Quelques mots à propos de vos remarques sur l'"ultra-gauche". "Ultra" exprime ici le caractère fictif du gauchisme. Ce gauchisme fictif est toujours plus proche de l'opportunisme que du véritable gauchisme. Lorsque je qualifie Urbahns d'ultra-gauche, je ne considère pas un seul instant qu'il est plus à gauche que moi. Je vais m'expliquer par un graphique. Pour bien comprendre, situons les tendances politiques sur la circonférence d'un cercle. Le point "R" et le point "0" sont deux pôles opposés, l'un représentant la position des révolutionnaires, l'autre celle des opportunistes. Le point "A" s'écarte du point "R" du côté gauche ; le point "B" s'écarte du point "R" du côté droit : ce sont Urbahns et Brandler. L'un se situe à gauche de la position marxiste, l'autre à droite. Même sans compas, on voit clairement que "A" et "B" sont plus près de "0" (opportunisme) que "R", que l'on mesure la ligne droite ou l'arc de cercle. Cela ne veut pas dire, comme le font souvent aujourd'hui des bureaucrates bornés, que l'ultra-gauche et la droite soient une seule et même chose. Non, ils s'éloignent du marxisme par des voies différentes, mais s'éloignant du marxisme, ils se rapprochent de l'opportunisme, en venant de directions opposées. Cependant, si le mouvement se poursuit, il arrive un moment où "les extrêmes se rejoignent". Ce qui signifie qu'au-delà de certaines limites, l'ultra-gauchisme se change en pur opportunisme.
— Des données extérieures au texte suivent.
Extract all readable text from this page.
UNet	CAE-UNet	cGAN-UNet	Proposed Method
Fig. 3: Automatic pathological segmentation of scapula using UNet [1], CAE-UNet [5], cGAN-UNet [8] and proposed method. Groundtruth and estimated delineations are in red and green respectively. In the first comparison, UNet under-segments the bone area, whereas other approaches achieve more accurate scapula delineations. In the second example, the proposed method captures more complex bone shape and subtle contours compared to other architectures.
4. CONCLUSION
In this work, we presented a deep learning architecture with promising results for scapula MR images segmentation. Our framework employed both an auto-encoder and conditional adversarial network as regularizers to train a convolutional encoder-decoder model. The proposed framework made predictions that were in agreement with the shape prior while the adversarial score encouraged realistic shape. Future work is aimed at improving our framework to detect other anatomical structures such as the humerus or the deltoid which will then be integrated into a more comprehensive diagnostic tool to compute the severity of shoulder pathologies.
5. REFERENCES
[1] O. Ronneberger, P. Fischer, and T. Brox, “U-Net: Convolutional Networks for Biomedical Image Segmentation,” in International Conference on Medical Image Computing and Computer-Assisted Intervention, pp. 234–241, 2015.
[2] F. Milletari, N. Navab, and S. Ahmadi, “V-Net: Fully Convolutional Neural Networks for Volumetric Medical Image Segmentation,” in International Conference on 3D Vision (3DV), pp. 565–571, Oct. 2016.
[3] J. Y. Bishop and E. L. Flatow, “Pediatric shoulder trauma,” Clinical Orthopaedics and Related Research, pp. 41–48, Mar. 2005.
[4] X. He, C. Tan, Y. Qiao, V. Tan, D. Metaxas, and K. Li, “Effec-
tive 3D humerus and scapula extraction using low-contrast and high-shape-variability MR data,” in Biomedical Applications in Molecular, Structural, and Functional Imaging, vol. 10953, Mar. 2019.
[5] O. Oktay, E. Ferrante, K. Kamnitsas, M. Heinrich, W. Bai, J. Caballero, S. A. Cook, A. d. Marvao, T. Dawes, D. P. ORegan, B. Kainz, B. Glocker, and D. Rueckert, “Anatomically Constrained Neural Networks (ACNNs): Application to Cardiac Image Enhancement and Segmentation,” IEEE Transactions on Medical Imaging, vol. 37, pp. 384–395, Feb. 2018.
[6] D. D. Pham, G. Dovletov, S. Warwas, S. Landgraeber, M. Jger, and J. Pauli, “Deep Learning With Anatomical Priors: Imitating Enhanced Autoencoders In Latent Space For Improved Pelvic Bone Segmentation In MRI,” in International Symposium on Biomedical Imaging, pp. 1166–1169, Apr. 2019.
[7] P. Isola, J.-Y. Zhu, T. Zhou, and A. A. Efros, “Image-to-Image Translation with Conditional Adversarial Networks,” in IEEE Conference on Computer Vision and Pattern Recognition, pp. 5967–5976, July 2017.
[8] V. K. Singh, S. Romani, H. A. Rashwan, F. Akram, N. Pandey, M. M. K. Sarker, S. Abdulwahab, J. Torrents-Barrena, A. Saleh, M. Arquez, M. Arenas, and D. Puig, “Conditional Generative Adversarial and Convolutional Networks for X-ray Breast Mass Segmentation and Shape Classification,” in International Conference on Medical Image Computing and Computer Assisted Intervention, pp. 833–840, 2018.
Je vous prie d'excuser le pédantisme de la démonstration. Vous avez peut-être raison en ceci que qualifier Louzon et Urbahns d'ultra-gauches, en général et sans plus de précision, serait leur faire trop de crédit. Mais dans les premières lignes de ma brochure, je parle de ces ultra-gauches qui ont perdu tout esprit révolutionnaire, ne conservant que que1ques réflexes ultra-gauchistes.

A tout hasard, je vous envoie mon article sur le désarmement et les Etats-Unis d'Europe. Je dois toutefois vous prévenir que j'envoie en même temps une copie de cet article à Urbahns. Si Urbahns ne le publie pas et si vous le trouvez bon, vous pouvez en faire ce que vous voulez.

En ce qui concerne le titre : Ma vie ne convient pas, ne serait-ce que parce que récemment l'autobiographie d'Isadora Duncan [1] a été publiée sous ce titre. Comment pourrais-je entrer en concurrence avec la malheureuse défunte ? Non... Dites-le à Fischer [2], s'il vous plaît.

Je reviens à l'ultra-gauchisme. Une des principales questions qui séparent les marxistes des ultra-gauches est certainement la question de la nature de classe de l'Etat soviétique. Je crois qu'il serait d'ailleurs utile, au sein de ce que vous appelez l'ultra-gauche, où nous sommes inclus, de s'efforcer d'aboutir à une claire compréhension de ce problème, et par conséquent d'opérer les clivages nécessaires entre, d'une part, les marxistes, et d'autre part les anarchistes, demi-anarchistes et consorts. Pourquoi n'ouvririez-vous pas la discussion sur ce point, en l'éclairant par quelques articles dans Mkon ? Je crois que c'est à partir de ces questions, qui touchent aux prinoipes fondamentaux et sont en même temps des problèmes d'actualité qu'on peut le mieux parvenir à une juste et saine redistribution des forces dans le camp gauche, en séparant le gauchisme véritablement révolutionnaire de la fiction ultra-gauche.

Je vous envoie pour information trois documents :
1) Lettre aux camarades italiens ;
2) Lettre à un membre du Leninbund de Hambourg ;
3) Un article consacré aux positions des communistes belges.

La lettre à un ouvrier de Hambourg n'est pas pour le moment, destinée à être publiée. Les deux autres articles seront publiés en France et en Belgique ; vous pourrez les utiliser comme vous l'entendez. Ils sont également envoyés à Urbahns.


Notes

[1] Isadora Duncan (1878-1927) célèbre danseuse, qui avait fondé une école en U.R.S.S. après la révolution, était morte accidentellement l'année même de la parution du second tome de son autobiographie intitulée Ma Vie.

[2] Le vieux Fischer ne devait pas tenir compte de la protestation de Trotsky et le titre Ma Vie fut finalement repris dans toutes les langues.